Les achats de produits pharmaceutiques constituent un processus complexe qui fait intervenir nombre d’étapes, d’organismes, de ministères et de fabricants. Les politiques, les règles et la réglementation nationales actuelles régissant les achats, ainsi que les structures institutionnelles sont souvent inadéquates et entravent parfois l’efficacité globale face au marché pharmaceutique moderne.

Les contraintes commerciales varient d’un pays à l’autre. Les achats de produits pharmaceutiques du secteur public doivent s’inscrire à la fois dans le contexte du marché pharmaceutique local et dans celui du marché international. Dans bien des pays, les responsables de la santé publique n’ont qu’une expérience limitée de la conception d’un système optimal pour les achats, adapté au contexte de leur marché. Un nombre croissant de pays ont abandonné, ou sont en train d’abandonner, un système d’achats et de distribution entièrement géré par le secteur public et envisagent différentes options associant le secteur privé afin d’améliorer la santé publique. Une récente publication MSH/OMS1 envisage les différents modèles qui existent. Chacun des modèles examinés dans l’ouvrage présente des avantages et des inconvénients et chacun pose un défi différent du point de vue d’une gestion efficace des achats.

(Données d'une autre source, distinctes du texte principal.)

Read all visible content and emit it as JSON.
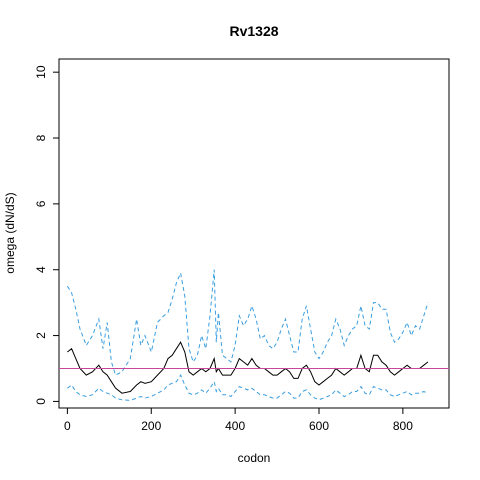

1 Management Sciences for Health en collaboration avec l'Organisation mondiale de la Santé, Programme d'action pour les médicaments essentiels. Managing drug supply, 2e éd. J.D. Quick, J. Rankin, R. Laing, R. O’Connor, H.V. Hogerzeil, M.N.G. Dukes, A. Garnett, éditeurs. Hartford, CT: Kumarian Press; 1997.

Le processus de l’achat de médicaments présente de nombreuses étapes. Quel que soit le modèle utilisé pour gérer le système d’achats et de distribution, des procédures efficaces doivent être en place: pour choisir les médicaments essentiels les plus économiques en vue de traiter les maladies courantes; pour quantifier les besoins; pour effectuer une préselection des fournisseurs potentiels; pour gérer les achats et l’approvisionnement; pour assurer une bonne qualité des produits et pour surveiller les résultats des fournisseurs et du système des achats. Un échec dans un de ces domaines conduit à des limitations de l’accès aux médicaments appropriés et à des gaspillages. Dans de nombreux systèmes d’approvisionnement public, on observe souvent des échecs en des points multiples de ce processus.

S’il paraît qu’une influence spéciale est exercée sur la sélection des produits et des fournisseurs ou si la procédure d’achats n’est pas gérée de manière efficace et transparente, l’intérêt des fournisseurs pour obtenir des contrats diminue, ce qui restreint les choix et augmente les prix des médicaments.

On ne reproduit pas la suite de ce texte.